Es ist ein Kurzschluss, von der Morbiditätsentwicklung auf Ausgabenszenarien zu schließen. Allerdings, schränkt Nöthen ein, könne der "demografische Wandel nur einen Teil der Kostenentwicklung erklären".

Weitere Faktoren seien etwa "der medizinisch-technische Fortschritt, die Entwicklung der Wohlfahrt und die Teuerung".

17,5 Millionen Entlassungen, 400.000 Sterbefälle

Im Krankenhaus wird behandelt und geheilt - und auch gestorben. Im Jahr 2008 hat es 17,5 Millionen Entlassungen und 400.000 Sterbefälle in deutschen Krankenhäusern gegeben. Die gestorbenen Patienten verursachten 5,2 Prozent der Gesamtkosten von 66,7 Milliarden Euro. Auch dies lässt sich nach Altersgruppen differenzieren. So verursachten Patienten zwischen 65 bis 84 Jahre etwa 39 Prozent der gesamten Behandlungskosten, doch nur 3,1 Prozent der Kosten entfallen auf Patienten dieser Alterskohorte, die in der Klinik gestorben sind.

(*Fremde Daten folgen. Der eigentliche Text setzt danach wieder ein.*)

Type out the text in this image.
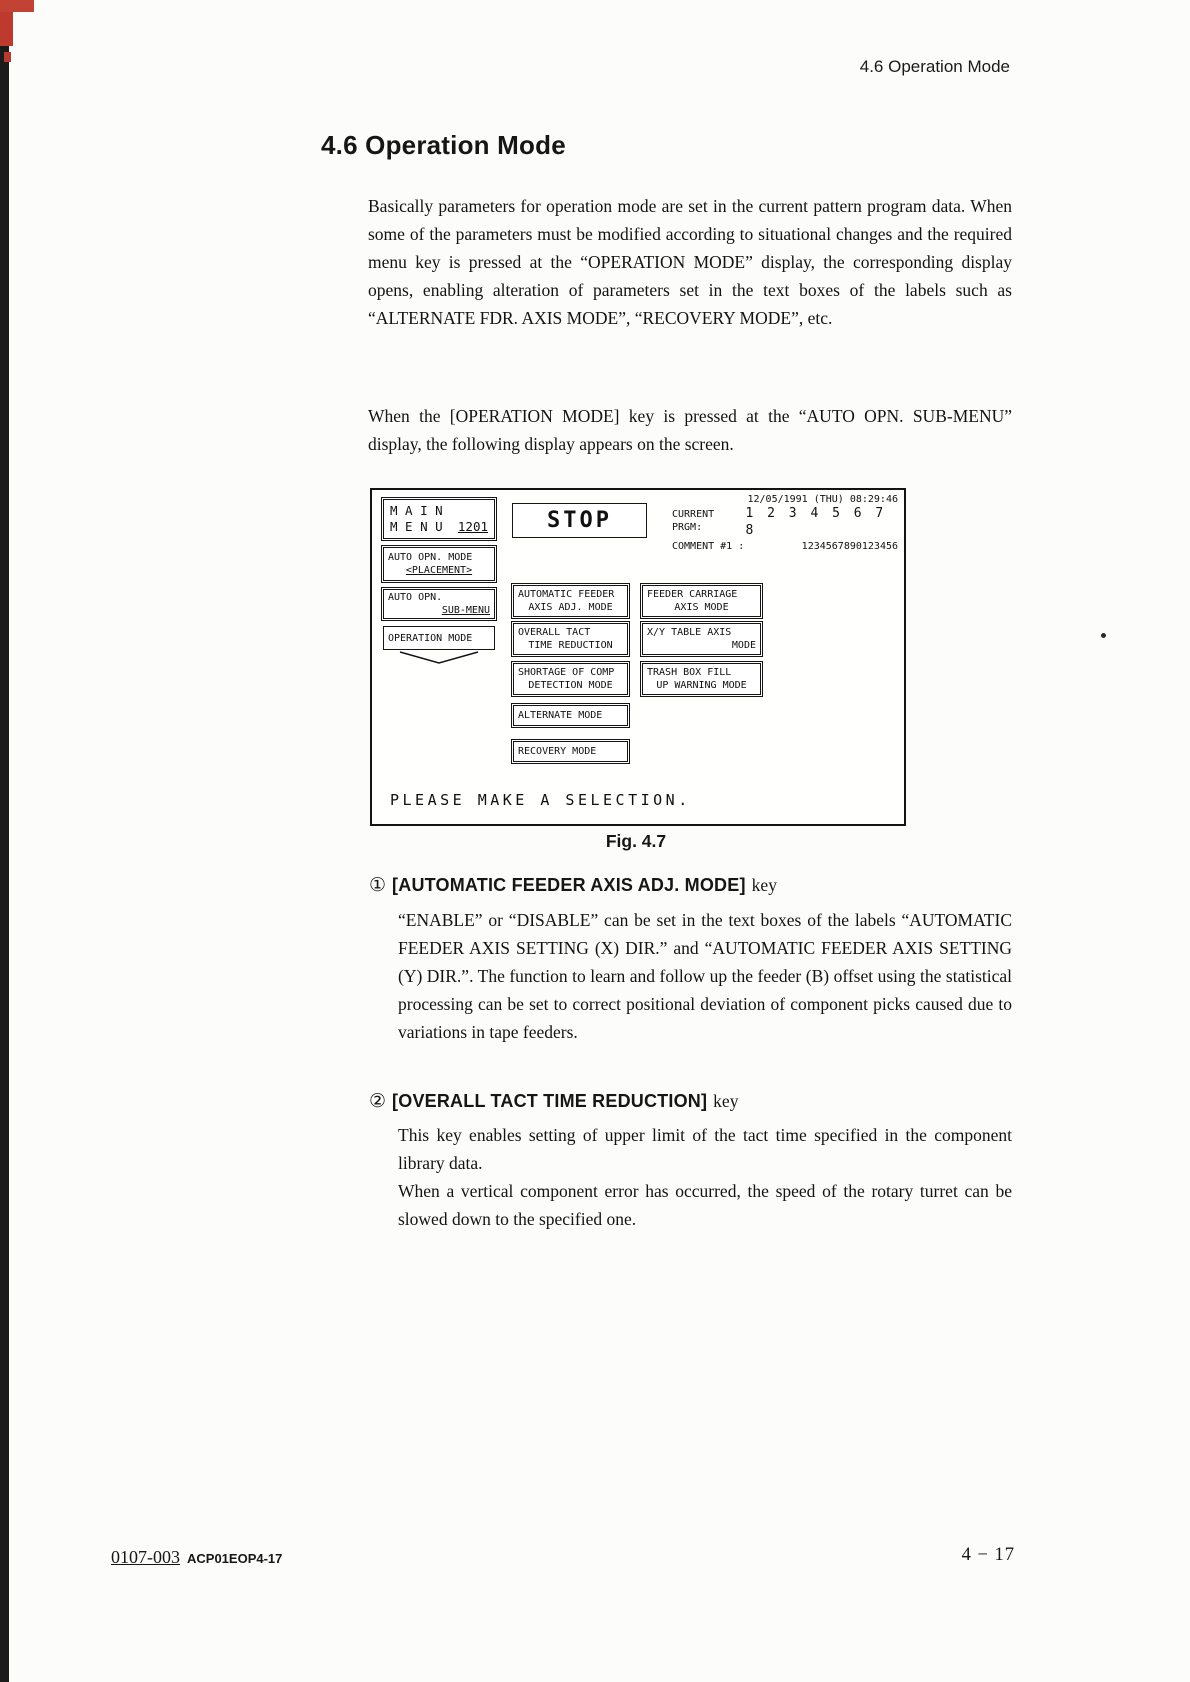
4.6 Operation Mode
4.6 Operation Mode

Basically parameters for operation mode are set in the current pattern program data. When some of the parameters must be modified according to situational changes and the required menu key is pressed at the “OPERATION MODE” display, the corresponding display opens, enabling alteration of parameters set in the text boxes of the labels such as “ALTERNATE FDR. AXIS MODE”, “RECOVERY MODE”, etc.

When the [OPERATION MODE] key is pressed at the “AUTO OPN. SUB-MENU” display, the following display appears on the screen.

M A I N
M E N U 1201	STOP
12/05/1991 (THU) 08:29:46
CURRENT PRGM:
1 2 3 4 5 6 7 8
COMMENT #1 :	1234567890123456
AUTO OPN. MODE
<PLACEMENT>
AUTO OPN.
SUB-MENU
OPERATION MODE
AUTOMATIC FEEDER
AXIS ADJ. MODE
OVERALL TACT
TIME REDUCTION
SHORTAGE OF COMP
DETECTION MODE
ALTERNATE MODE
RECOVERY MODE
FEEDER CARRIAGE
AXIS MODE
X/Y TABLE AXIS
MODE
TRASH BOX FILL
UP WARNING MODE
PLEASE MAKE A SELECTION.
Fig. 4.7
① [AUTOMATIC FEEDER AXIS ADJ. MODE] key

“ENABLE” or “DISABLE” can be set in the text boxes of the labels “AUTOMATIC FEEDER AXIS SETTING (X) DIR.” and “AUTOMATIC FEEDER AXIS SETTING (Y) DIR.”. The function to learn and follow up the feeder (B) offset using the statistical processing can be set to correct positional deviation of component picks caused due to variations in tape feeders.

② [OVERALL TACT TIME REDUCTION] key

This key enables setting of upper limit of the tact time specified in the component library data.

When a vertical component error has occurred, the speed of the rotary turret can be slowed down to the specified one.

0107-003 ACP01EOP4-17	4 − 17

Ursächlich für diese Kostenverteilung sind die hohen Fallzahlen in dieser Altersgruppe: 6,2 Millionen Patienten wurden entlassen, 230.000 starben in der Klinik. Diese Daten stützen die These, dass ein Großteil der über die Lebensspanne hinweg entstehenden Krankheitskosten im letzten Jahr vor dem Tod entstehen, und zwar unabhängig vom chronologischen Alter.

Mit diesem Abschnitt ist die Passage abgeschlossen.